The ADP stated that the Omicron variant was the main reason behind the decline in jobs on the month. The weak data dampened expectations surrounding Friday’s employment report and that the Federal Reserve would opt for an aggressive policy tightening at the March policy meeting.

The dollar regained some ground into the European close with a slightly more defensive tone surrounding risk appetite. The US currency still registered net losses with the Euro just below 1.1300 before settling just above this level into the New York close.

Rhetoric from the ECB will be monitored closely on Thursday with expectations that there will be a further push back against market expectations of a 2022 rate hike.

Tight ranges prevailed in early Europe on Thursday with the Euro trading just below 1.1300 amid weaker equity markets and further position adjustment.




There was choppy trading in US Treasuries following the US ADP jobs data with net gains and a small decline in long-term yields. The yen was resilient on the crosses, especially with a less confident risk tone and markets also tended to scale back expectations of a very hawkish Fed stance.
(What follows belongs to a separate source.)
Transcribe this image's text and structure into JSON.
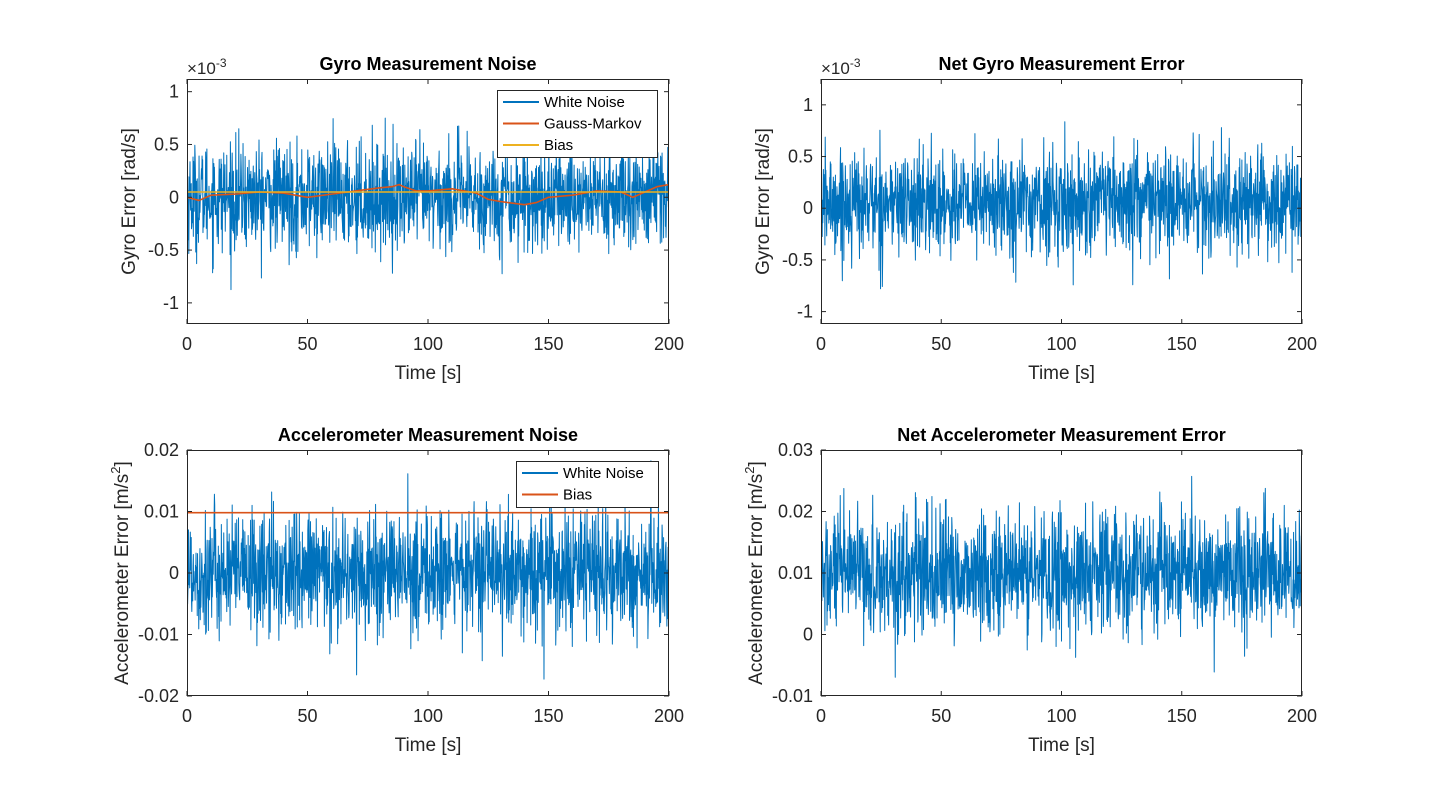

Overall, the dollar retreated to lows just below 114.20 before correcting slightly with the US currency overall securing a limited recovery.

San Francisco Fed President Daly reiterated that interest rates were likely to be increased at the March policy meeting. US equity futures dipped after the US close amid a slide in Facebook and Asian markets were lower. Overall activity remained limited as Chinese markets remained on holiday.

Bank of Japan Deputy Governor Mazazumi stated that it is definitely too early to start monetary tightening and could lower rates if downside risks to the economy intensify. The yen was resilient on the crosses amid less confident risk conditions with the dollar trading close to 114.50 while the Euro was around 129.35.




Sterling held a firm tone during Wednesday with an underlying lack of selling pressure. There were further expectations that the Bank of England will raise rates at this week’s policy meeting. Sterling pushed to 10-day highs around 1.3585 against the dollar before fading slightly as equities retreated from daily highs.

Overall risk conditions were still relatively calm which limited any potential Sterling selling.

The Euro edged lower, but was held in tight ranges as markets waited for policy statements from both the Bank of England and ECB.

There are strong expectations that interest rates will be increased to 0.50% with Sterling sliding if rates are not increased. If there is a hike, market reaction will be determined by the medium-term guidance and overall policy stance. There are doubts whether the bank rhetoric will match market expectations which may leave the pound vulnerable. There are also expectations that Chancellor Sunak will announce government measures to curb the forthcoming jump in retail energy prices.

Sterling traded close to 1.3550 against the dollar on Thursday and the Euro little changed around 0.8340 with volatility set to spike later in the day.




The Swiss franc resisted significant selling pressure on Wednesday with the dollar dipping to lows at 0.9180 before stabilising while the Euro was held close to 1.0380.

There was further speculation that the National Bank would tolerate gradual franc appreciation, especially with a firm currency dampening the threat of higher import prices. The franc also gained an element of support from weaker risk conditions on Thursday with the dollar trading just below 0.9200.

A dovish ECB stance at Thursday’s policy meeting would tend to underpin the Swiss currency later in the day with choppy trading likely.